Last Wednesday saw stocks surge and bond yields slump despite another 75-basis point interest-rate hike by the Federal Reserve. Chair Jerome Powell said the Fed will slow the pace of rate increases at some point but would not offer more concrete information on how many rate hikes will follow or the size of those increases. Nearly all the market sectors in the S&P 500 rose, driving the index up 2.6% on the day.
The stock rally continued into Thursday, with each of the major benchmark indexes gaining at least 1.0%.

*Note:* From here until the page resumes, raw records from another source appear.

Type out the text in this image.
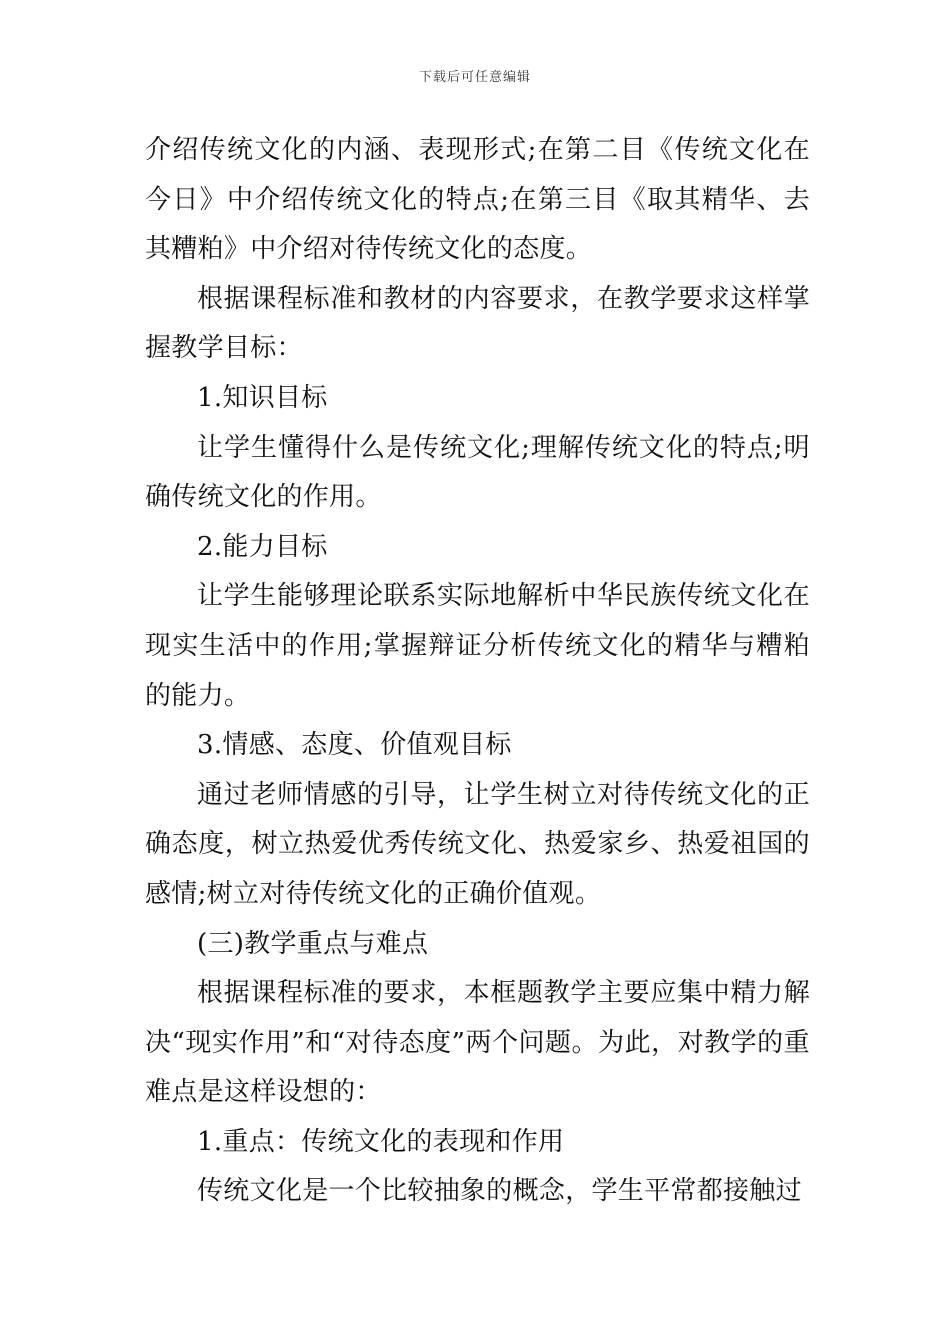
下载后可任意编辑

介绍传统文化的内涵、表现形式;在第二目《传统文化在今日》中介绍传统文化的特点;在第三目《取其精华、去其糟粕》中介绍对待传统文化的态度。

根据课程标准和教材的内容要求，在教学要求这样掌握教学目标：

1.知识目标

让学生懂得什么是传统文化;理解传统文化的特点;明确传统文化的作用。

2.能力目标

让学生能够理论联系实际地解析中华民族传统文化在现实生活中的作用;掌握辩证分析传统文化的精华与糟粕的能力。

3.情感、态度、价值观目标

通过老师情感的引导，让学生树立对待传统文化的正确态度，树立热爱优秀传统文化、热爱家乡、热爱祖国的感情;树立对待传统文化的正确价值观。

(三)教学重点与难点

根据课程标准的要求，本框题教学主要应集中精力解决“现实作用”和“对待态度”两个问题。为此，对教学的重难点是这样设想的：

1.重点：传统文化的表现和作用

传统文化是一个比较抽象的概念，学生平常都接触过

Wall Street closed higher last Friday, ending a choppy week of trading. Strong earnings reports from some major megacap tech companies helped push stocks higher. The Nasdaq and the S&P 500 led the gainers, advancing 1.9% and 1.4%, respectively. The Global Dow rose 1.3%, followed by the Dow (1.0%) and the Russell 2000 (0.7%).
Eye on the Week Ahead
The employment figures for July are out this week. There were 372,000 new jobs added in June and hourly earnings increased 0.3%. Earnings have risen 5.1% since June 2021. The unemployment rate, currently 3.6%, has remained relatively steady. Overall, the employment numbers have been solid, lending credence to the Federal Reserve’s assessment that the labor market is strong and able to withstand rate hikes.

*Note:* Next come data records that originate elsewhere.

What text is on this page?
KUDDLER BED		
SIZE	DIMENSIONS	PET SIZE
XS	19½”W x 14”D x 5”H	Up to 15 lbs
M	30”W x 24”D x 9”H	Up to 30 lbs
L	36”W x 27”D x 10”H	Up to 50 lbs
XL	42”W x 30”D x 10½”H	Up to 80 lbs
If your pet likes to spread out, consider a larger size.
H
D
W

Data sources: Economic: Based on data from U.S. Bureau of Labor Statistics (unemployment, inflation); U.S. Department of Commerce (GDP, corporate profits, retail sales, housing); S&P/Case-Shiller 20-City Composite Index (home prices); Institute for Supply Management (manufacturing/services). Performance: Based on data reported in WSJ Market Data Center (indexes); U.S. Treasury (Treasury yields); U.S. Energy Information Administration/Bloomberg.com Market Data (oil spot price, WTI, Cushing, OK); www.goldprice.org (spot gold/silver); Oanda/FX Street (currency exchange rates). News items are based on reports from multiple commonly available international news sources (i.e., wire services) and are independently verified when necessary with secondary sources such as government agencies, corporate press releases, or trade organizations. All information is based on sources deemed reliable, but no warranty or guarantee is made as to its accuracy or completeness. Neither the information nor any opinion expressed herein constitutes a solicitation for the purchase or sale of any securities, and should not be relied on as financial advice. Forecasts are based on current conditions, subject to change, and may not come to pass. U.S. Treasury securities are guaranteed by the federal government as to the timely payment of principal and interest. The principal value of Treasury securities and other bonds fluctuates with market conditions. Bonds are subject to inflation, interest-rate, and credit risks. As interest rates rise, bond prices typically fall. A bond sold or redeemed prior to maturity may be subject to loss. Past performance is no guarantee of future results. All investing involves risk, including the potential loss of principal, and there can be no guarantee that any investing strategy will be successful.
The Dow Jones Industrial Average (DJIA) is a price-weighted index composed of 30 widely traded blue-chip U.S. common stocks. The S&P 500 is a market-cap weighted index composed of the common stocks of 500 largest, publicly traded companies in leading industries of the U.S. economy. The NASDAQ Composite Index is a market-value weighted index of all common stocks listed on the NASDAQ stock exchange. The Russell 2000 is a market-cap weighted index composed of 2,000 U.S. small-cap common stocks. The Global Dow is an equally weighted index of 150 widely traded blue-chip common stocks worldwide. The U.S. Dollar Index is a geometrically weighted index of the value of the U.S. dollar relative to six foreign currencies. Market indexes listed are unmanaged and are not available for direct investment.